Las loas a la austeridad expresiva, tanto en teoría como práctica, hoy son cosa axiológica. Nadie pierde el tiempo denostando la munificiencia. En ese paraíso léxico, enriquecido seguramente por la ausencia de una cultura imperial de la imagen, las palabras anacrónicas son fantasmas tentadores que inevitablemente evocan sueños en apariencia perdidos: la erudición, el espíritu renacentista, la filología y la enciclopedia.

Y con ello, un sueño todavía más noble: el aislamiento, la torre de marfil. O la senda que sigue el hombre que quiere estar “solo consigo”, que no es precisamente la senda de la academia –por loable que sea su objetivo.

La nueva erudición –que implica, en la medida de lo posible, un intento por superar la fragmentación del conocimiento– necesariamente explora el campo del cine y la fotografía –territorios donde la descripción verbal muchas veces sobra, y donde la palabra, para sobrevivir, tiene que explorar, más que lo dicho, lo inefable.
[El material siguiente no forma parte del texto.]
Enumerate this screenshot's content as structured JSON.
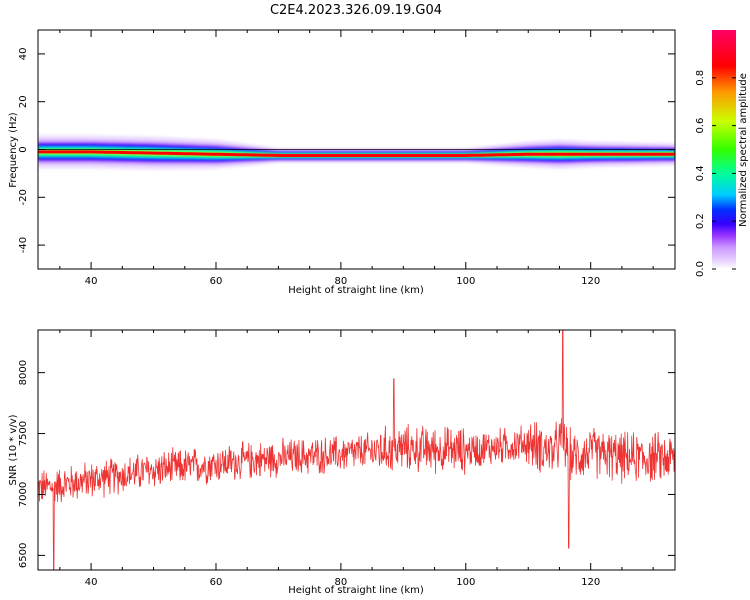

Se puede desbaratar cualquier remedo ingenioso del principio aquel que reza que todo pasado fue mejor, aplicado al campo de la cultura, simplemente especulando en torno a la vida del hombre de letras tanto antaño como hogaño (¡hogaño! Qué palabra para vieja): así como hoy existen silenciosos sabios de vida monacal que igual escriben sobre la historia del realismo como de los filmes de Aleksander Sokurov, hace siglos, esos hombres de conocimiento enciclopédico, seguramente caminaban mucho, y cuando querían descansar tanto de la caminata como del conocimiento, seguramente se aburrían como nosotros y malgastaban las horas sin hacer absolutamente nada.

La única verdad absoluta es el tedio.

Ciertamente hoy abundan escritores que saben muy poco de filosofía clásica, casi nada de filosofía medieval, nada de filosofía moderna. Pero lo poco que saben de filosofía, tal vez lo compensen con una fervorosa incursión en ese dominio que todavía carece de los prestigios de lo consolidado por siglos: el cine. Mucho literato de hoy en día, tiene erudición cinematográfica, y erudición en materia de rock.

De hecho, mucho literato actual soñó, hace no mucho, en tener su propia banda. En cantar, más que en escribir. Otros todavía sueñan con hacer, o al menos escribir, una película. El cine y el rock son dos troncos insoslayables en la formación del nuevo hombre de letras. Sería triste, además de estéril, que no fuera así.

Las palabras fantasmales que he tomado de un libro desfasado –pero hermoso a ratos– de Azorín, tienen, sin embargo, dentro suyo, el poder contradictorio de lo melancólico y lo vetusto. Tienen de la catedral ruinosa que los viajeros admiran, y de la casa inhabitable que reclama pronta demolición y reemplazo.

Marco Escalante. Ensayista peruano radicado en Chicago. Autor de Malabarismos del tedio (Editorial 7Vientos).